3 października 2014 o 18:39
Tak czy siak coś się ruszyło.Nawet w kraju tak zlewaczałym jak Szwecja.
3 października 2014 o 23:03
SMR nawiazuje do narodowego socjalizmu i generalnie jest antychrzescijanski. Klas Lund zalecal polaczenie jego organizacji z partia Szwdow, ale SVP nie przyjal zaproszenia. http://www.friatider.se/nynazister-skapar-parlamentarisk-gren
Co do samego Klasa, to jest on pozytywnie nastawiony do poganstwa i bardzo krytyczny wobec chrzescijanskiej religii. Pisze czasami fajnie artykuly, ale zrazil mnie swoja sympatia i brakiem krytycyzmu do narodowego socjalizmu…
3 października 2014 o 23:22
Gdyby do jego domu zapukali panowie z Gestapo, a jego bliskich wywieziono do Oświęcimia zmieniłby zdanie. To samo dotyczy żartownisiów z NSM( neonaziole z USA). Inna sprawa dotyczy tego czy utożsamia narodowy socjalizm tylko i wyłącznie z III Rzeszą i austriackim kapralem…
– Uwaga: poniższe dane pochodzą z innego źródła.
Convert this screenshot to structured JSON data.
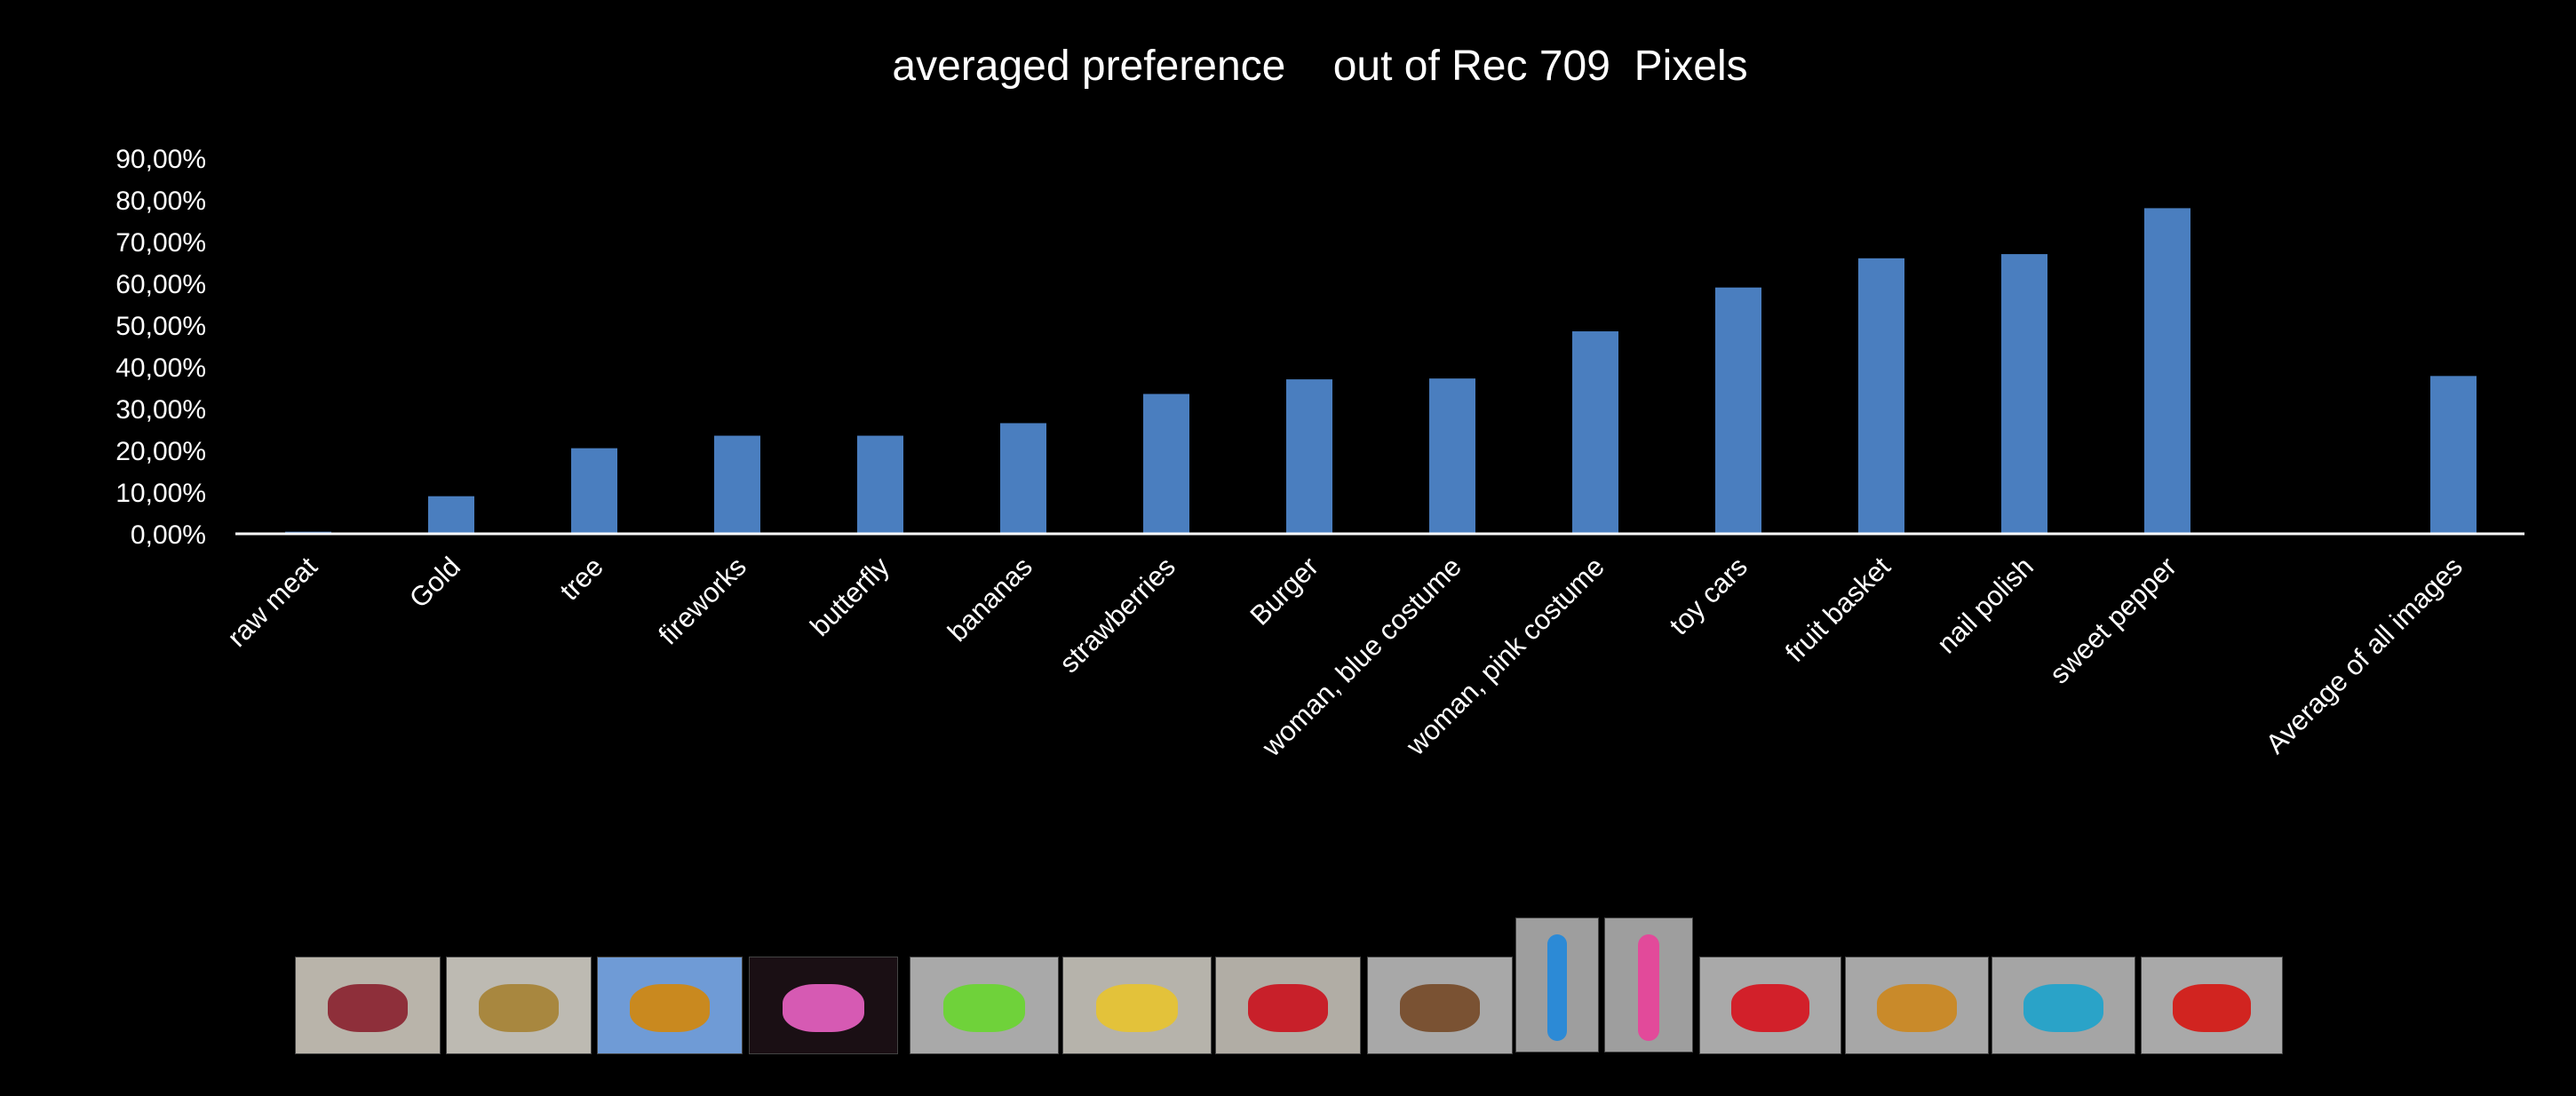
{
  "chart_data": {
    "type": "bar",
    "title": "averaged preference    out of Rec 709  Pixels",
    "xlabel": "",
    "ylabel": "",
    "ylim": [
      0,
      0.9
    ],
    "yticks": [
      "0,00%",
      "10,00%",
      "20,00%",
      "30,00%",
      "40,00%",
      "50,00%",
      "60,00%",
      "70,00%",
      "80,00%",
      "90,00%"
    ],
    "categories": [
      "raw meat",
      "Gold",
      "tree",
      "fireworks",
      "butterfly",
      "bananas",
      "strawberries",
      "Burger",
      "woman, blue costume",
      "woman, pink costume",
      "toy cars",
      "fruit basket",
      "nail polish",
      "sweet pepper",
      "",
      "Average of all images"
    ],
    "values": [
      0.005,
      0.09,
      0.205,
      0.235,
      0.235,
      0.265,
      0.335,
      0.37,
      0.372,
      0.485,
      0.59,
      0.66,
      0.67,
      0.78,
      null,
      0.378
    ],
    "bar_color": "#4a7ebf",
    "grid": false,
    "legend": "none"
  },
  "thumbnails": [
    {
      "name": "raw-meat-thumbnail",
      "bg": "#b9b4aa",
      "fg": "#8e2f3a"
    },
    {
      "name": "gold-thumbnail",
      "bg": "#bdbab2",
      "fg": "#a8873f"
    },
    {
      "name": "tree-thumbnail",
      "bg": "#6f9bd6",
      "fg": "#c9891f"
    },
    {
      "name": "fireworks-thumbnail",
      "bg": "#1a0f14",
      "fg": "#d65ab3"
    },
    {
      "name": "butterfly-thumbnail",
      "bg": "#a9a9a9",
      "fg": "#6fd23a"
    },
    {
      "name": "bananas-thumbnail",
      "bg": "#b6b3ab",
      "fg": "#e3c23a"
    },
    {
      "name": "strawberries-thumbnail",
      "bg": "#b1ada5",
      "fg": "#c8202a"
    },
    {
      "name": "burger-thumbnail",
      "bg": "#a8a8a8",
      "fg": "#7a5233"
    },
    {
      "name": "woman-blue-costume-thumbnail",
      "bg": "#9e9e9e",
      "fg": "#2c8ad6"
    },
    {
      "name": "woman-pink-costume-thumbnail",
      "bg": "#9e9e9e",
      "fg": "#e24a9a"
    },
    {
      "name": "toy-cars-thumbnail",
      "bg": "#a9a9a9",
      "fg": "#d2202a"
    },
    {
      "name": "fruit-basket-thumbnail",
      "bg": "#a7a7a7",
      "fg": "#c98a2a"
    },
    {
      "name": "nail-polish-thumbnail",
      "bg": "#a5a5a5",
      "fg": "#2aa3c8"
    },
    {
      "name": "sweet-pepper-thumbnail",
      "bg": "#a9a9a9",
      "fg": "#d12420"
    }
  ]
}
4 października 2014 o 00:27
Akurat Szwecja nie ma powodów, by źle pamiętać narodowy socjalizm. Krajów nordyckich (poza Norwegią) narodowy socjalizm w zasadzie nie dotknął, albo bardzo delikatnie (Dania – tam Niemcy zezwolili nawet na wybory parlamentarne!). NSM to banda kretynów na pasku agenta i pederasty.
4 października 2014 o 00:28
https://www.youtube.com/watch?v=YzAvFdTAp8Q&oref=https%3A%2F%2Fwww.youtube.com%2Fwatch%3Fv%3DYzAvFdTAp8Q&has_verified=1
Epicki filmik z udziałem SMR
4 października 2014 o 11:59
Marzę o dniu w którym polscy nacjonaliści w podobny sposób potraktują rozmaitych wolnorynkowców.
4 października 2014 o 13:05
Stare pokolenie Norwegow dobrze pamieta czasy, kiedy Niemcy okupowali ich kraj. Wlasciciel naszego domu, ma ponad 90 lat, opowiadal nam, ze codziennie gestapowcy jezdzili po chodnikach i potracali smiertelnie przechodniow bo to byla taka zabawa. Gdy ktos cos ukradl, przykladowo jedzenie typu cukier albo chleb, od razu likwidowali cala rodzine, a reszta sasiedztwa miala wyznaczone kary. Takze w Norwegii nie bylo tak delikatnie. W Danii mogli pozwolic na wybory parlamentarne, ale jak traktowali ludnosc cywilna to jest przeciez zupelnie innna sprawa.
5 października 2014 o 14:43
Porozumienia duńsko-niemieckie w zasadzie wykluczyły okupację, także Niemcy nie byli nawet w stanie dosięgnąć tych kilku tysięcy duńskich Żydów, których potem bezpiecznie deportowano do Szwecji. Nie było żadnych „zbrodni na ludności cywilnej”, a pierwszy raz, kiedy Duńczycy sformowali partyzantkę, nastąpił wraz z lądowaniem wyzwolicieli Amerykanów. W Norwegii rzeczywiście okupacja była brutalna, choć i tak znacznie lżejsza niż w Polsce.
21 października 2014 o 19:54
Nie zapomnij, że Niemcy dokonali też rabunku na całej Europie.
8 maja 2019 o 21:18
Bzdura jakich niemało. Niemcy dokonali rabunku na wielu krajach europejskich, m. in. na Polsce, ale nie byli oni tacy jak Sowieci.
6 października 2014 o 17:06
Hehe, demokraci nie szanują wyboru ludu?
Gratulacje dla Szwedów. Grattis Pär!